Ayurvedic Herbal Spotlight: Rose
- Krystal Andrade
- 8 hours ago
- 3 min read

Welcome to our Ayurvedic Herbal Spotlight! Each month, we’ll delve into seasonal herbs that can assist you in maintaining balance. We will explore their medicinal actions, how they make you feel, their warming or cooling nature, and which doshas they benefit. Let’s enhance our well-being naturally!
Rose (Rosa centifolia, Rosa spp.)
Rose, known in Ayurveda as Shatapatri, meaning “a hundred petals,” is the queen of flowers. Rose is also one of humanity's oldest and most beloved medicinal plants, known across Ayurvedic, Persian, and Western herbal traditions for her profound ability to open and heal the heart — physically and emotionally. Rose has a deep affinity for the cardiovascular and reproductive systems, and is celebrated for cooling inflammation, lifting the spirits, and gently toning the tissues wherever she is applied.
Rose works as a gentle yet powerful nervine, renowned for soothing grief, heartbreak, and emotional tension while simultaneously cooling heat and congestion in the blood. The petals, hips, and essential oil are all medicinal, each offering a slightly different range of therapeutic gifts.
Medicinal Properties
Medicinal Actions: anti-inflammatory, antimicrobial, astringent, mild carminative and laxative, aphrodisiac, emmenagogue, antispasmodic, antidepressant, nervine, cardiac tonic
Promotes blood circulation, treats painful or delayed menstruation, dries cold, clear mucus discharges, relieves constrictive feelings of the chest and abdomen.
Nature: sweet, sour, slightly bitter, cool, dry
How It Makes You Feel: Rose is connected to the heart chakra, and is known to soothe emotional tension and anger. It lifts the spirits while also calming the nervous system. It tightens the tissues and is excellent for relieving excess fluids and inflammation of the skin or digestive system.
Recommended For: Primarily beneficial for excess Pitta. Also good for Vata and Kapha when paired with appropriate herbs.

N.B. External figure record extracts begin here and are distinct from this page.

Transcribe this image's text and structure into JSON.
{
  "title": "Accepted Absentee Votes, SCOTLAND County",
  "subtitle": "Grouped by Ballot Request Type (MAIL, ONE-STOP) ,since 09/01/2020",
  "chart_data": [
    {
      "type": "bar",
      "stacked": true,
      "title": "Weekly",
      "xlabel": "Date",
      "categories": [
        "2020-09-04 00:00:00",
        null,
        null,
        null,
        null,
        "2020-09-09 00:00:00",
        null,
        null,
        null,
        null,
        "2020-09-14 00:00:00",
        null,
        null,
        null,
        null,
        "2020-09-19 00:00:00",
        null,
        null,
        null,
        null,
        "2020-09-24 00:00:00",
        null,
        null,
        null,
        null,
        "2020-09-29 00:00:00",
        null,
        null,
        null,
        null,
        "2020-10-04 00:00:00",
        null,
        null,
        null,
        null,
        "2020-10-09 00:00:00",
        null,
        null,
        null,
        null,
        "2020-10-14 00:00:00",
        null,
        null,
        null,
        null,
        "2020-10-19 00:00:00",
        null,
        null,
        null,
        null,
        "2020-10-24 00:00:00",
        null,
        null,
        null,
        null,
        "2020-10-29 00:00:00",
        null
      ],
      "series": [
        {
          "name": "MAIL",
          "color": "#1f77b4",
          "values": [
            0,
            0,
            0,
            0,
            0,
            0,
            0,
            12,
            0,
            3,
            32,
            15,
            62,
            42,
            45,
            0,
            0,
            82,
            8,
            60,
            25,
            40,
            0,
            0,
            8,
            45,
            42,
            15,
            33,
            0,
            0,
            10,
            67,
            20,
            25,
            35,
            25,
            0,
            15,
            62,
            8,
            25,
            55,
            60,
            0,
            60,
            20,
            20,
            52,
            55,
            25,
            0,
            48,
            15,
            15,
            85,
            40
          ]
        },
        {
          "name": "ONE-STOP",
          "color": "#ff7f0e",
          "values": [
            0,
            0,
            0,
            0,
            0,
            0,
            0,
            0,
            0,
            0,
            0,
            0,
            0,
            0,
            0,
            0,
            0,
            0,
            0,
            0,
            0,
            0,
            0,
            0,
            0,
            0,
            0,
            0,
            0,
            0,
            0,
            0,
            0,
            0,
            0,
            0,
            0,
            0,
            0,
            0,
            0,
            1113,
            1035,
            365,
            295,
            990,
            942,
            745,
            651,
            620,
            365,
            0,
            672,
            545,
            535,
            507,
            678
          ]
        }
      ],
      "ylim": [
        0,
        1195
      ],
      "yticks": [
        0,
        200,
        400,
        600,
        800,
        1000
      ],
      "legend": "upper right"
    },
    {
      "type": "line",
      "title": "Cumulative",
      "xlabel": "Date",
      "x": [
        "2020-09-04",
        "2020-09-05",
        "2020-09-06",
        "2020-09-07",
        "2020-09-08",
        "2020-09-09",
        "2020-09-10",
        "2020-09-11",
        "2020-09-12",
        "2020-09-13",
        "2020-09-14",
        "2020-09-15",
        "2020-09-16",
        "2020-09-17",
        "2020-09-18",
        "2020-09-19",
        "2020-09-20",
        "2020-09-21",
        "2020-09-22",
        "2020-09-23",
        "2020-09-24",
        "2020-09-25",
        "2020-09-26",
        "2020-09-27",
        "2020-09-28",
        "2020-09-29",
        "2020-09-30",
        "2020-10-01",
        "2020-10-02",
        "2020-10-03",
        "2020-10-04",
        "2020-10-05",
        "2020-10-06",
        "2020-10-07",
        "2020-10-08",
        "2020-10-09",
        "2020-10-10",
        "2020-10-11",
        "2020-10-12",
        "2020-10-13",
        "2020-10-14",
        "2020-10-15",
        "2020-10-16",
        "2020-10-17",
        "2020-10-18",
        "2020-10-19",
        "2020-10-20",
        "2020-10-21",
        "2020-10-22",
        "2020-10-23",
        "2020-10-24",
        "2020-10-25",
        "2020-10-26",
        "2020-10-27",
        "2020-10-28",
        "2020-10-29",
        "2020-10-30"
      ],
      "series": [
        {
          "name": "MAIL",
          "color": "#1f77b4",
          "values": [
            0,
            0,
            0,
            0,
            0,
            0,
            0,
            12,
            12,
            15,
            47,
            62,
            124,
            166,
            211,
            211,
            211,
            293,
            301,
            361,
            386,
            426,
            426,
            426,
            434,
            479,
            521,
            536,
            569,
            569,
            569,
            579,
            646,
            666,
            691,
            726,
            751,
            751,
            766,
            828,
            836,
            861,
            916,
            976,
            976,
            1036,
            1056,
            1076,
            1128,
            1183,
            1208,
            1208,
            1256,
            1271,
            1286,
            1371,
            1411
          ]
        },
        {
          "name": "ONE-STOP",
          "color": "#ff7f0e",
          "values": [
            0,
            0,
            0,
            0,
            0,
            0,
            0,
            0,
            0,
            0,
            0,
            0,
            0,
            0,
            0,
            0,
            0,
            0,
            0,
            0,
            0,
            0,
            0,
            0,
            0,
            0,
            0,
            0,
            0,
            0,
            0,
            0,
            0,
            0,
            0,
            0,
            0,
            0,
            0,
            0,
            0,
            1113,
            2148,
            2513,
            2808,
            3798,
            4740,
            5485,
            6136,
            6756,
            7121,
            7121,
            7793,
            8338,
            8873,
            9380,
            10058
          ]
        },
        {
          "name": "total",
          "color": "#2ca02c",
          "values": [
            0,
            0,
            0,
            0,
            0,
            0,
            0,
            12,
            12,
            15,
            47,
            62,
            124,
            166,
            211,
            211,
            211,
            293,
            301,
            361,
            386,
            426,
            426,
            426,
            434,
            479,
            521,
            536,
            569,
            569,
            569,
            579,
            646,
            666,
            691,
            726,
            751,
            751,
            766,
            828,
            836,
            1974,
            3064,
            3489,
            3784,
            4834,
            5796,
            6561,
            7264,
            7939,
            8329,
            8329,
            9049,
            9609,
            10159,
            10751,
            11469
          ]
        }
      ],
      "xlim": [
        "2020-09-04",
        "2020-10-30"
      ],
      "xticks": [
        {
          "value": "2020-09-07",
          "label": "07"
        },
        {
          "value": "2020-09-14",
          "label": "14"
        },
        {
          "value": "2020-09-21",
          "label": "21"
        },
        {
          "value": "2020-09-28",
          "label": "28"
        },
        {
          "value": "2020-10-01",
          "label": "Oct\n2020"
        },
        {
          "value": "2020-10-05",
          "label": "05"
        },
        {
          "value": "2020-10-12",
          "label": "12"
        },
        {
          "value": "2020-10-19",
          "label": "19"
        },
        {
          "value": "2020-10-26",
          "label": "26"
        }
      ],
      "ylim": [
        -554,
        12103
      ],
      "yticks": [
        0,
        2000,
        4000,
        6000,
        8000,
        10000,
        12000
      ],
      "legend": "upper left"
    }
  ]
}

Rose’s Key Medicinal Actions:
Heart tonic & nervine: Deeply supports the emotional heart — eases grief, heartbreak, anxiety, and melancholy. Calms the nervous system while gently uplifting the spirit, making it one of the most important herbs for emotional healing.
Cooling & anti-inflammatory: Reduces excess heat throughout the body, especially in the cardiovascular, digestive, and reproductive systems. Particularly valuable for conditions of redness, inflammation, irritation, and Pitta aggravation.
Astringent & vulnerary: Tones and tightens lax tissues, helps stop bleeding, and promotes wound healing both internally and externally. Useful for leaky gut, diarrhea, skin wounds, and mucous membrane inflammation.
Female reproductive support: Gently regulates the menstrual cycle, eases cramping and PMS, and supports emotional wellbeing throughout hormonal transitions including perimenopause. Acts as a mild emmenagogue to encourage healthy flow.
Digestive support: Soothes and cools the digestive tract, relieves nausea, intestinal cramping, and conditions of heat-driven indigestion. Rose hip is additionally highly nutritive, rich in vitamin C and antioxidants.
Skin & immune support: Antimicrobial and anti-inflammatory properties make rose excellent for skin conditions involving heat and redness (rosacea, acne, eczema). Rose hip seed oil and internal use of hips supports immune resilience through dense micronutrient content.
How Rose Affects the Doshas
Vata: MILDLY PACIFYING
Calms nervous agitation, grief, and emotional fragility associated with Vata imbalance. The nervine and heart-opening qualities are especially grounding for Vata.
Especially helpful for anxiety, emotional depletion, insomnia, and grief. Best combined with nourishing, warming herbs for deeply depleted Vata states.
Pitta: STRONGLY PACIFYING
Rose's cooling, calming, and anti-inflammatory nature makes it one of the most ideal herbs for Pitta. It clears heat from the blood, liver, and reproductive system while soothing the fiery emotional states of Pitta.
Ideal for anger, irritability, inflammation, heavy or painful periods, skin redness, and heartburn. Rose water on the face is a classic Pitta remedy.
Kapha: NEUTRAL TO MILD INCREASE
Rose's cool and slightly moist nature is not ideal in excess for Kapha types, though its astringent quality offers some balance. The uplifting and heart-opening emotional effects can support Kapha's tendency toward stagnation and depression.
Use in moderation; combine with warming, stimulating herbs such as ginger or black pepper to counterbalance the cooling effect.
Sources
Khasala, Karta Purkh Singh & Tierra, Michael. The Way of Ayurvedic Herbs. 2008, pp. 175.
Tierra, Michael, C.A., N.D. Planetary Herbology, 1988, pp. 257, 282.